Die Zeltstadt, die sich vor Zieg auftat, war ein reines Sammelsurium an Kuriositäten. Eine breite Straße aus Marktständen führte tief in das Zentrum dieses gewaltigen Ortes. An jedem einzelnem Stand wurden die verschiedensten Dinge angeboten, von denen Zieg viele absolut unbekannt waren. Düfte, noch nie gerochener Substanzen mischten sich mit denen, die Ziegs eigene Welt zu bieten hatte. Es war einfach beeindruckend. Weniger beeindruckt waren die Menschen, die an den Ständen einkauften und Handel betrieben. Und erst da fiel es ihm auf, während ein kalter Schauer ihm über den Rücken lief. (Verdammt) dachte er sich (Wie konnte ich mich derartig von diesen Eindrücken ablenken lassen?). In dieser Stadt waren keine Menschen. Es waren alle samt Dämonen. Zugegeben, viele unterschieden sich optisch nicht stark von den Menschen, aber während einige Engeln glichen, waren andere wiederum derart abstrakt, groß oder mit markanten Körperteilen wie Hörner oder Flügel ausgestattet, dass er es längst hätte sehen müssen. Und selbst wenn nicht. Warum hatte sein Dämonensinn nicht angeschlagen? Dieses altbekannte Kribbeln in seinem Körper. Die Dämonen betrachteten ihn nicht. Doch ein Hauch von Panik, angesichts der Masse potenzieller Feinde, bewegte ihn dazu, sein Seelenschwert zu materialisieren.
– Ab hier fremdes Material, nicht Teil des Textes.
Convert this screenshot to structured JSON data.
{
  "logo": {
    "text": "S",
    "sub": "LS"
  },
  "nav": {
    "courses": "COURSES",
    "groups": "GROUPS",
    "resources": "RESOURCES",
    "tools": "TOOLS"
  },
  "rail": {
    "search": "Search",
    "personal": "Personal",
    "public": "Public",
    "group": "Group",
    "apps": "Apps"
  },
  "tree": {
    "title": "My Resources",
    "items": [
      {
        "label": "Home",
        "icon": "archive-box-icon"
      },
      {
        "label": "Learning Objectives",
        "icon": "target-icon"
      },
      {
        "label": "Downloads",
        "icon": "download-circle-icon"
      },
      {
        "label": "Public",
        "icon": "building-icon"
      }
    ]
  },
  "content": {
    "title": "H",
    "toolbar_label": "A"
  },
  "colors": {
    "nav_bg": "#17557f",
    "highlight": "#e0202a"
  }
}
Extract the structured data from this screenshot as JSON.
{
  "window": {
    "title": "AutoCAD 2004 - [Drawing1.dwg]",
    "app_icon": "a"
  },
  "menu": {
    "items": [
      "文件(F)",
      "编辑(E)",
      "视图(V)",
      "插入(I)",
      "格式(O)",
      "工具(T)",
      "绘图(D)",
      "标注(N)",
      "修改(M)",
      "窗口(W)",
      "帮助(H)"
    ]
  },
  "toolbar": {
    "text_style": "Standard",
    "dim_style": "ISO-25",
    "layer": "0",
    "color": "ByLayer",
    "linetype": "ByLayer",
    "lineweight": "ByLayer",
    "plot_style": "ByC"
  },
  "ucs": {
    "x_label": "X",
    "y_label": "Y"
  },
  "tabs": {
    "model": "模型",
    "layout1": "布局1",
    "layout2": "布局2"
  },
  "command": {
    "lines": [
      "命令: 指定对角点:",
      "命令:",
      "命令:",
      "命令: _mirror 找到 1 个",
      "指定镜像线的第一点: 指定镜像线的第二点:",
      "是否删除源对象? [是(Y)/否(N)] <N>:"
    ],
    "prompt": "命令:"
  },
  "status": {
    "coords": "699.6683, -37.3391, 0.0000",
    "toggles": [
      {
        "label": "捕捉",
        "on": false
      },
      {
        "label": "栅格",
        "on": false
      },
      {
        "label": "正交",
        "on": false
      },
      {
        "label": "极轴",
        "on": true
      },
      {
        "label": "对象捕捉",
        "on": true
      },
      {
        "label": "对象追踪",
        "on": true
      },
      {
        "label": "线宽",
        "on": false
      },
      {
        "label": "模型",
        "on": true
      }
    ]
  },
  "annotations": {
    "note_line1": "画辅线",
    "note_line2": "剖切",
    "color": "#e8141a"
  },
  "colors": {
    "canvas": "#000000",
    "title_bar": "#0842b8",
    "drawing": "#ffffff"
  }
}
Rebellion entsprang aus Ziegs Geist und verfestigte sich in seiner Hand zu jener imposanten Klinge, die schon so vielen Dämonen den Tod gebracht hatte. Dies blieb nicht lange unentdeckt. Während die Händler und Käufer Zieg nicht erkannt, ja ihm nicht mal Beachtung geschenkt hatten, so war Rebellion wohl doch schon zu einem Begriff in dieser Welt geworden. Das Aussehen seiner Klinge musste sich bereits herumgesprochen haben. Die schmucklose riesige Parierstange ließ das Breitschwert wie ein gewaltiges silbernes Kreuz wirken, welches sich trotz seiner Größe und Länge, federleicht führen ließ. Der Griff selbst war mit leicht orangenem Flaum bedeckt und am Knauf des Schwertes war eine trübe Glaskugel angebracht. Doch das unverkennbarste Detail musste die silbrig violette Aura gewesen sein, welche das Schwert umgab. Es war, wie immer, ein magischer Anblick.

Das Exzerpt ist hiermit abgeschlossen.